Il Caciocavallo di Castelfranco: patrimonio caseario dell'Alto Sannio
Un formaggio PAT che racconta i pascoli, la transumanza e le tecniche artigianali locali
Castelfranco in Miscano è inserito in un contesto territoriale caratterizzato da campagne, allevamenti e dalla storica presenza dei tratturi, in particolare del Pescasseroli‑Candela, direttrice legata alla transumanza che ha influenzato per secoli le pratiche agricole e pastorali locali.
In questo ambiente è nata la produzione del Caciocavallo di Castelfranco, un formaggio tradizionale che conserva tecniche artigianali di lavorazione. Il prodotto è riconosciuto come PAT dal Ministero delle Politiche Agricole, segno del suo radicamento nella cultura alimentare del territorio.
La forma del caciocavallo è tipicamente globosa con una piccola “testina” superiore, cui viene legata la rafia per la stagionatura. La crosta è liscia e di colore giallo paglierino, mentre la pasta interna si presenta compatta e bianco‑avorio. Il peso medio indicato per le forme si aggira tra circa 1,2 e 1,5 chilogrammi.
Il profilo organolettico varia con la stagionatura: le forme giovani offrono note dolci e delicate, mentre quelle più stagionate sviluppano sapori più decisi e talvolta una leggera piccantezza. Tra le tecniche tradizionali segnalate nella lavorazione figura l'uso della scotta bollente, il siero residuo dopo la produzione della ricotta, impiegato per favorire la maturazione della cagliata.

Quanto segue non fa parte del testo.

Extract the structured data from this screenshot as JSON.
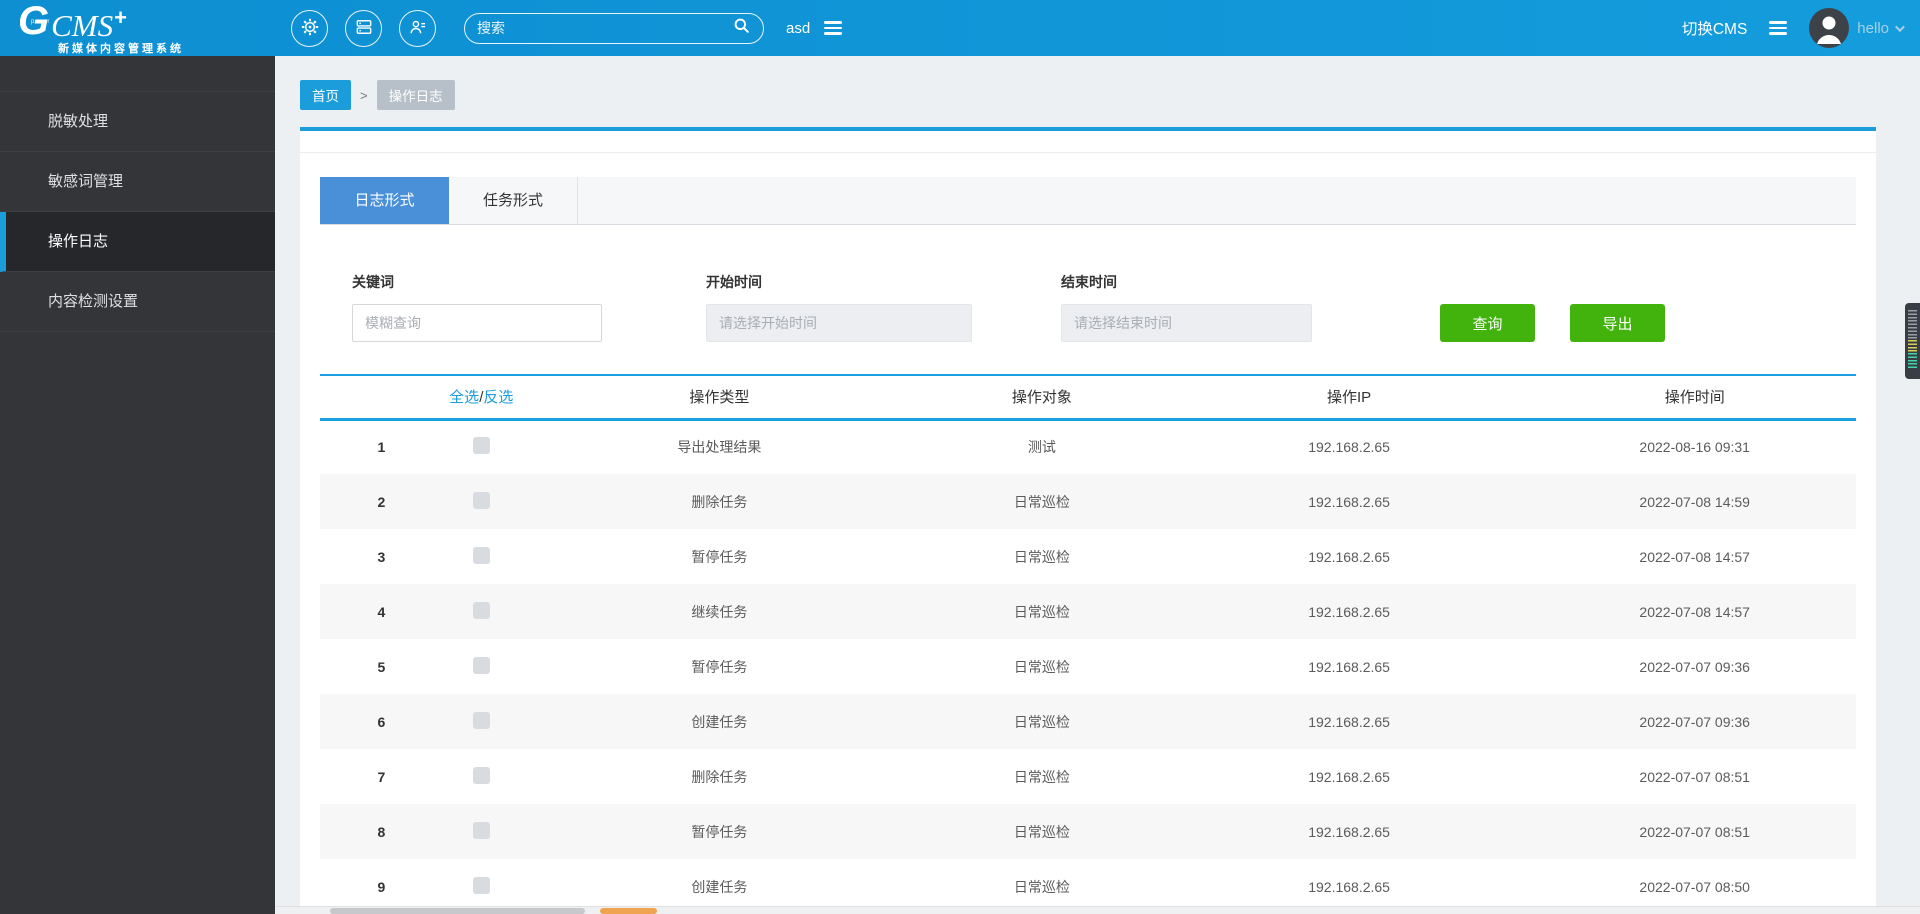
{
  "header": {
    "logo": {
      "g": "G",
      "power": "power",
      "cms": "CMS",
      "plus": "+",
      "subtitle": "新媒体内容管理系统"
    },
    "icons": [
      "settings",
      "modules",
      "user-list"
    ],
    "search": {
      "placeholder": "搜索"
    },
    "user_short": "asd",
    "switch_cms": "切换CMS",
    "user_menu_name": "hello"
  },
  "sidebar": {
    "items": [
      {
        "label": "脱敏处理",
        "active": false
      },
      {
        "label": "敏感词管理",
        "active": false
      },
      {
        "label": "操作日志",
        "active": true
      },
      {
        "label": "内容检测设置",
        "active": false
      }
    ]
  },
  "breadcrumb": {
    "home": "首页",
    "separator": ">",
    "current": "操作日志"
  },
  "tabs": [
    {
      "label": "日志形式",
      "active": true
    },
    {
      "label": "任务形式",
      "active": false
    }
  ],
  "filters": {
    "keyword": {
      "label": "关键词",
      "placeholder": "模糊查询",
      "value": ""
    },
    "start_time": {
      "label": "开始时间",
      "placeholder": "请选择开始时间",
      "value": ""
    },
    "end_time": {
      "label": "结束时间",
      "placeholder": "请选择结束时间",
      "value": ""
    },
    "query_button": "查询",
    "export_button": "导出"
  },
  "table": {
    "select_all": "全选",
    "select_slash": "/",
    "select_invert": "反选",
    "columns": [
      "操作类型",
      "操作对象",
      "操作IP",
      "操作时间"
    ],
    "rows": [
      {
        "index": 1,
        "type": "导出处理结果",
        "target": "测试",
        "ip": "192.168.2.65",
        "time": "2022-08-16 09:31"
      },
      {
        "index": 2,
        "type": "删除任务",
        "target": "日常巡检",
        "ip": "192.168.2.65",
        "time": "2022-07-08 14:59"
      },
      {
        "index": 3,
        "type": "暂停任务",
        "target": "日常巡检",
        "ip": "192.168.2.65",
        "time": "2022-07-08 14:57"
      },
      {
        "index": 4,
        "type": "继续任务",
        "target": "日常巡检",
        "ip": "192.168.2.65",
        "time": "2022-07-08 14:57"
      },
      {
        "index": 5,
        "type": "暂停任务",
        "target": "日常巡检",
        "ip": "192.168.2.65",
        "time": "2022-07-07 09:36"
      },
      {
        "index": 6,
        "type": "创建任务",
        "target": "日常巡检",
        "ip": "192.168.2.65",
        "time": "2022-07-07 09:36"
      },
      {
        "index": 7,
        "type": "删除任务",
        "target": "日常巡检",
        "ip": "192.168.2.65",
        "time": "2022-07-07 08:51"
      },
      {
        "index": 8,
        "type": "暂停任务",
        "target": "日常巡检",
        "ip": "192.168.2.65",
        "time": "2022-07-07 08:51"
      },
      {
        "index": 9,
        "type": "创建任务",
        "target": "日常巡检",
        "ip": "192.168.2.65",
        "time": "2022-07-07 08:50"
      }
    ]
  },
  "colors": {
    "header_blue": "#0f95d8",
    "accent_blue": "#1b9cdb",
    "tab_active_blue": "#4a90d9",
    "button_green": "#42b30d",
    "scroll_marker_orange": "#f0a44f"
  }
}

Il legame con il territorio si manifesta anche nella filiera: il latte utilizzato proviene in molti casi da allevamenti locali del comune e delle aree limitrofe, e la combinazione di pascoli, cerealicoltura e maestria dei casari contribuisce all’identità del prodotto.
Una modalità di consumo molto diffusa e riconoscibile è il cosiddetto “caciocavallo impiccato”, in cui la forma viene sospesa vicino alla brace fino a che la pasta si ammorbidisce e fonde per essere gustata su pane tostato; per questa preparazione si prediligono forme non eccessivamente stagionate, con pasta idonea alla fusione.
Il Caciocavallo di Castelfranco resta così un esempio di come un alimento radicato nella tradizione locale possa raccontare il territorio del Sannio attraverso pratiche agricole, tecniche casearie e abitudini gastronomiche tramandate nel tempo.